Quote from: KenFSU on October 02, 2012, 01:19:15 PM
It's not hip and urban, but it's unquestionably the most vibrant place in the city right now, for better or worse. And if you give it a chance and are willing to overlook its excessive suburban evils, it's actually a pretty fun place to spend the day.

Blasphemy!!!!!

Lunican

What is everyone buying there? I still haven't bought anything there yet.

simms3

SJTC will *have to* be connected by rail to DT via Gate Parkway/Touchton/Belfort up Phillips someday...soon.  While traffic overall in Jax is a joke, that is one corridor that can see substantial backups without effort.  In 18 months add 2,000 new occupied apartment units, 250,000 SF new retail, ~300,000 SF new office give or take, and a few thousand more occupied homes, on the same road system.

SJTC has best in class "traditional" mall stores, but look to some of the high streets in larger cities for ideas of shopping/"today's" strong tenants who could potentially locate to hip urban districts in Jacksonville if the city were to provide the right environment, demographics included.  Nashville, Charlotte, Austin, Richmond and a few other 3rd tier cities are seeing this happen right now (attracting to their best urban neighbs some of the same retailers one might find in Georgetown in DC, Newbury St in Boston, 5th/Pine in Seattle, South Beach, King St in Charleston, Rush St in Chicago, SoHo/Flatiron District in NYC, etc etc).
Bothering locals and trolling boards since 2005

jtwestside

Quote from: Tacachale on October 02, 2012, 08:58:49 AM
If you were specifically trying to come up with quotes to irritate the urban minded, you couldn't do any better than the ones offered here.

Are you calling me a rabble-rouser?  ;D  Honestly I just picked the quote that irritated me most. So I guess I must be "urban Minded"

finehoe

Quote from: KenFSU on October 02, 2012, 01:19:15 PM
in an empty tract of land, a massive regional shopping center has sprung up

That's my issue with the place.  With all the half-empty, run-down developments spread out all over Duval County, was it really necessary to destroy yet another piece of irreplaceable nature?

tufsu1

^ in a "free" market country with private property rights, apparently so

RockStar

Quote from: KenFSU on October 02, 2012, 01:19:15 PM
Quote from: RockStar on October 02, 2012, 12:43:16 PM
Are you sure those tour busses aren't full of city planners/designers/architects on a field trip of "what not to do"?

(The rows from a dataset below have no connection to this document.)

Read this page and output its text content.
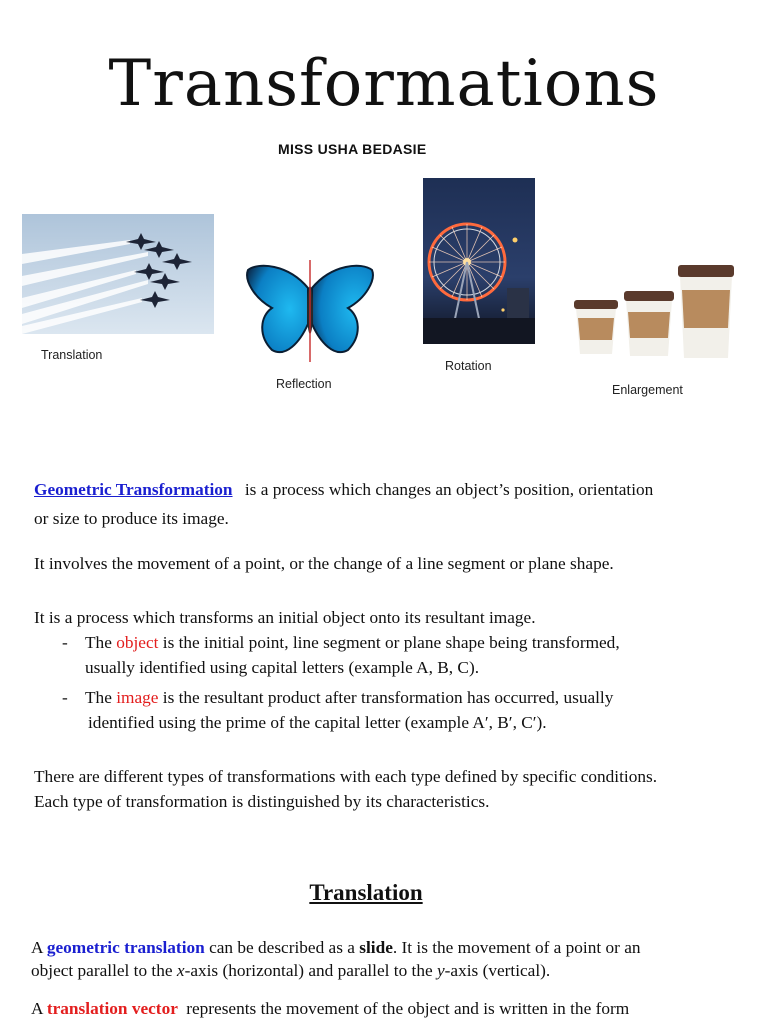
Transformations
MISS USHA BEDASIE
Translation
Reflection
Rotation
Enlargement
Geometric Transformation is a process which changes an object’s position, orientation
or size to produce its image.
It involves the movement of a point, or the change of a line segment or plane shape.
It is a process which transforms an initial object onto its resultant image.
- The object is the initial point, line segment or plane shape being transformed,
usually identified using capital letters (example A, B, C).
- The image is the resultant product after transformation has occurred, usually
identified using the prime of the capital letter (example A′, B′, C′).
There are different types of transformations with each type defined by specific conditions.
Each type of transformation is distinguished by its characteristics.
Translation
A geometric translation can be described as a slide. It is the movement of a point or an
object parallel to the x-axis (horizontal) and parallel to the y-axis (vertical).
A translation vector represents the movement of the object and is written in the form
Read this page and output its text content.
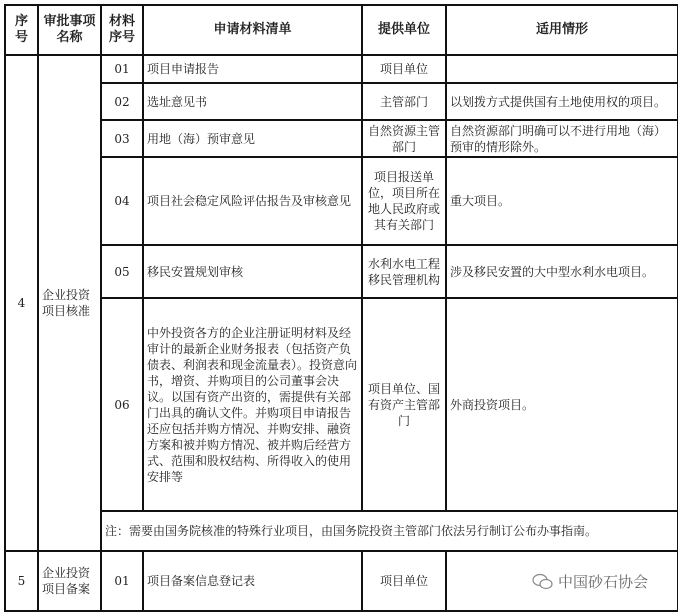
序号	审批事项名称	材料序号	申请材料清单	提供单位	适用情形
4	企业投资项目核准	01	项目申请报告	项目单位	
		02	选址意见书	主管部门	以划拨方式提供国有土地使用权的项目。
		03	用地（海）预审意见	自然资源主管部门	自然资源部门明确可以不进行用地（海）预审的情形除外。
		04	项目社会稳定风险评估报告及审核意见	项目报送单位，项目所在地人民政府或其有关部门	重大项目。
		05	移民安置规划审核	水利水电工程移民管理机构	涉及移民安置的大中型水利水电项目。
		06	中外投资各方的企业注册证明材料及经审计的最新企业财务报表（包括资产负债表、利润表和现金流量表）。投资意向书，增资、并购项目的公司董事会决议。以国有资产出资的，需提供有关部门出具的确认文件。并购项目申请报告还应包括并购方情况、并购安排、融资方案和被并购方情况、被并购后经营方式、范围和股权结构、所得收入的使用安排等	项目单位、国有资产主管部门	外商投资项目。
		注：需要由国务院核准的特殊行业项目，由国务院投资主管部门依法另行制订公布办事指南。			
5	企业投资项目备案	01	项目备案信息登记表	项目单位		中国砂石协会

Typical Jacksonville mentality.



No that's sarcasm. It's also true. I don't care about the TC; I understand that it's a necessary evil, but my opinion is that, should you build one, do it right. And a "town center" with no central square, no trolley, separated by acres of asphalt so that it's impossible to access all of it without returning to one's car should be stop number one on the Tour of Bad Planning and Design. (And never mind its lack of protection from the elements, and congested parking lot layout.) I'd bore you with a thousand better examples, but I'm sure they're easy to find here on MJ.

Argue that you love the design, please. My only beef with the place is my wife loves to shop.